Notably, according to a Diverse report on the Diverse Talk Live webcast, the Promotion and Tenure Committee that voted to deny Harris tenure claimed that Harris’ publication record didn’t meet expectations, noting his work in the Journal of African American Males in Education seemed to be “self-published,” even though the journal is a selective, peer-reviewed journal. Following the initial decision to deny tenure, more than 4,000 of Harris’ former students and colleagues signed a petition denouncing the decision.

Asked to reflect on the groundswell of support he received following the initial decision to deny him tenure, he called the support “overwhelming. … Both what I know of, and that that I don’t know of but I know had to also have been happening behind the scenes,” Harris said in an interview with Diverse. Harris reflected on “even the first e-mail that I received from a colleague whom I sent that initial denial letter, and his e-mail screen-shot” of his Google Scholar profile, saying, “this is patently false, what was put in your report,” and the support of his wife, fellow UVA alum and author Taylor Harris, who went to bat for him “through her writing, which is her craft in general.

“I’m overwhelmed personally, because yes, their sentiments were expressed towards me and I felt them deeply and still do. And overwhelmed by just how common, unfortunately, my case is in academia.”

According to his UVA web page, Harris’ research focuses on “improving the college and career readiness of underrepresented students and the role of school counselors in this process” and the “identity development of student athletes, with emphasis given to Black males.”

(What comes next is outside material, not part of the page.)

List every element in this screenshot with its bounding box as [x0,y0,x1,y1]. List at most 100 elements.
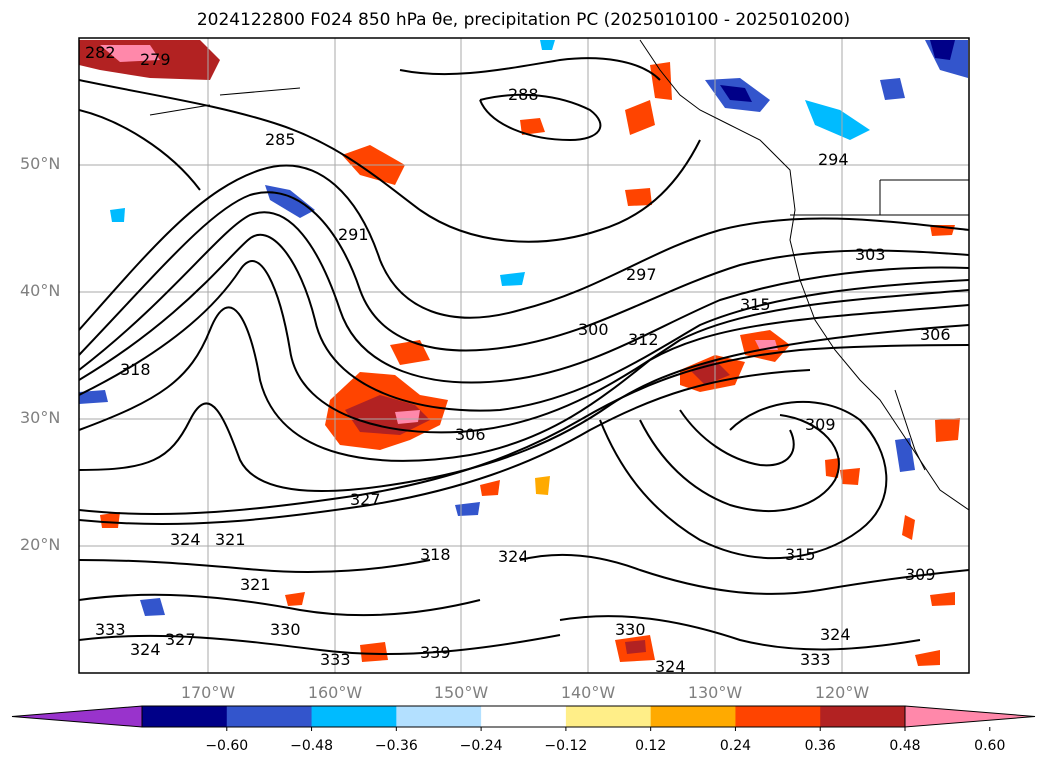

However, in the Diverse Talk Live webcast, Dr. Mary Howard-Hamilton, distinguished professor and chair of educational leadership at Indiana State University, pointed out though Black scholars are often brought into universities to do research on communities of color, “once you start writing in that area, you’re writing about things that make people very uncomfortable,” she said, and that doesn’t necessarily bode well for getting published — or tenured, the Diverse report noted.

On Friday, Harris added the hashtags #grateful, #hopeful, #ILoveMyVillageOfSupport, #TeammatesMatter, #GodIsGood, #BlackintheIvory to a post on Twitter, reading, “When you get a letter from your provost saying that she supports your dean’s re-evaluation in favor of tenure and has sent it to the BOV for final approval.”

“As grateful as I am for me,” Harris said in an interview with Diverse, “I’m even more excited to have a little more hope that people after me won’t have to go through what I went through if we respond well to this flashpoint, if you will, at the university.”